Cuban Release Has Speeded Up After Riots, Report Says
Jan. 31, 1988
ATLANTA (AP) _ The U.S. government is releasing five times as many Cubans from prison each month as it did before riots in two federal lockups last year focused attention on the detainees' efforts to remain in this country, a published report says.
Since Dec. 4, when Cuban prisoners and U.S. negotiators signed an agreement ending an 11-day siege at the U.S. Penitentiary in Atlanta, the number of Cubans freed has gone from about 20 a month to about 100 a month, said a report in Sunday's combined editions of The Atlanta Journal and The Atlanta Constitution.
During the same period, another 1,200 were approved for release by the Immigration and Naturalization Service - although most of those had been already designated for release before the riots in Atlanta and Oakdale, La., the newspapers said.
''The majority of these people are going to be paroled,'' said Randy Levine, associate deputy attorney general in the U.S. Justice Department. ''We're trying to move these people out as quickly as we can.''
However, the newspapers said that Justice Department officials have indicated that loopholes in the agreements that ended the riots could lead to prosecution or deportation of the leaders of the uprisings.
FBI agents across the nation have been gathering accounts of the two prison riots for a report expected to be completed next month, the newspapers said.
Justice Department spokesman Patrick Korten said federal authorities, in finalizing the agreements ending the riots, were careful not to rule out prosecution.
''Anybody who we can determine took action that threatened lives would be a serious target for prosecution,'' he said.
Critics of the government's dealings with the Cubans said prosecution would violate the spirit of the agreements.
''They are treating the agreements like legal papers instead of moral covenants,'' said Ralph Penalver, the lawyer for Miami's Auxiliary Bishop Agustin Roman, who participated in the talks that led to the agreements.
''The U.S. Justice Department requested that the bishop use his moral authority to end the worst prison riots in history.

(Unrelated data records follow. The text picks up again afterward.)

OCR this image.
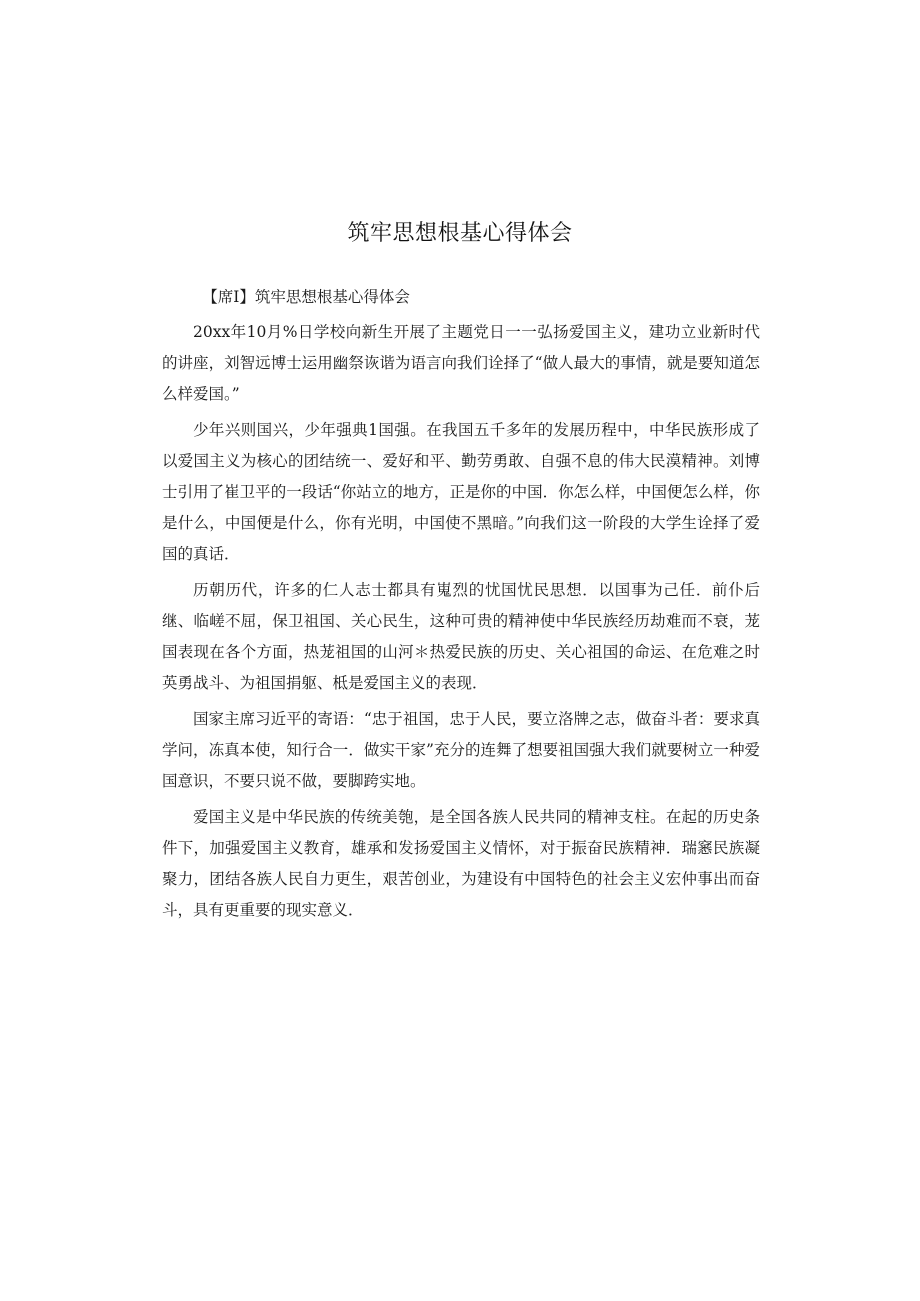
筑牢思想根基心得体会

【席I】筑牢思想根基心得体会

20xx年10月%日学校向新生开展了主题党日一一弘扬爱国主义，建功立业新时代的讲座，刘智远博士运用幽祭诙谐为语言向我们诠择了“做人最大的事情，就是要知道怎么样爱国。”

少年兴则国兴，少年强典1国强。在我国五千多年的发展历程中，中华民族形成了以爱国主义为核心的团结统一、爱好和平、勤劳勇敢、自强不息的伟大民漠精神。刘博士引用了崔卫平的一段话“你站立的地方，正是你的中国．你怎么样，中国便怎么样，你是什么，中国便是什么，你有光明，中国使不黑暗。”向我们这一阶段的大学生诠择了爱国的真话．

历朝历代，许多的仁人志士都具有嵬烈的忧国忧民思想．以国事为己任．前仆后继、临嵯不屈，保卫祖国、关心民生，这种可贵的精神使中华民族经历劫难而不衰，茏国表现在各个方面，热茏祖国的山河＊热爱民族的历史、关心祖国的命运、在危难之时英勇战斗、为祖国捐躯、柢是爱国主义的表现．

国家主席习近平的寄语：“忠于祖国，忠于人民，要立洛牌之志，做奋斗者：要求真学问，冻真本使，知行合一．做实干家”充分的连舞了想要祖国强大我们就要树立一种爱国意识，不要只说不做，要脚跨实地。

爱国主义是中华民族的传统美匏，是全国各族人民共同的精神支柱。在起的历史条件下，加强爱国主义教育，雄承和发扬爱国主义情怀，对于振奋民族精神．瑞窸民族凝聚力，团结各族人民自力更生，艰苦创业，为建设有中国特色的社会主义宏仲事出而奋斗，具有更重要的现实意义．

In this situation, I think the government has a very special responsibility to provide procedural safeguards, letting the law be their guide, but justice their goal,'' he said.
Nearly 1,000 detainees rioted Nov. 21 in Oakdale, taking 28 hostages and surrendering Nov. 29. In Atlanta, some 1,500 detainees took over the prison before surrendering. There are about 3,800 detainees nationwide.
Agreements ending both seiges also promised individual reviews for the detainees, who were among 125,000 Cubans to come to the United States during the 1980 Mariel boatlift.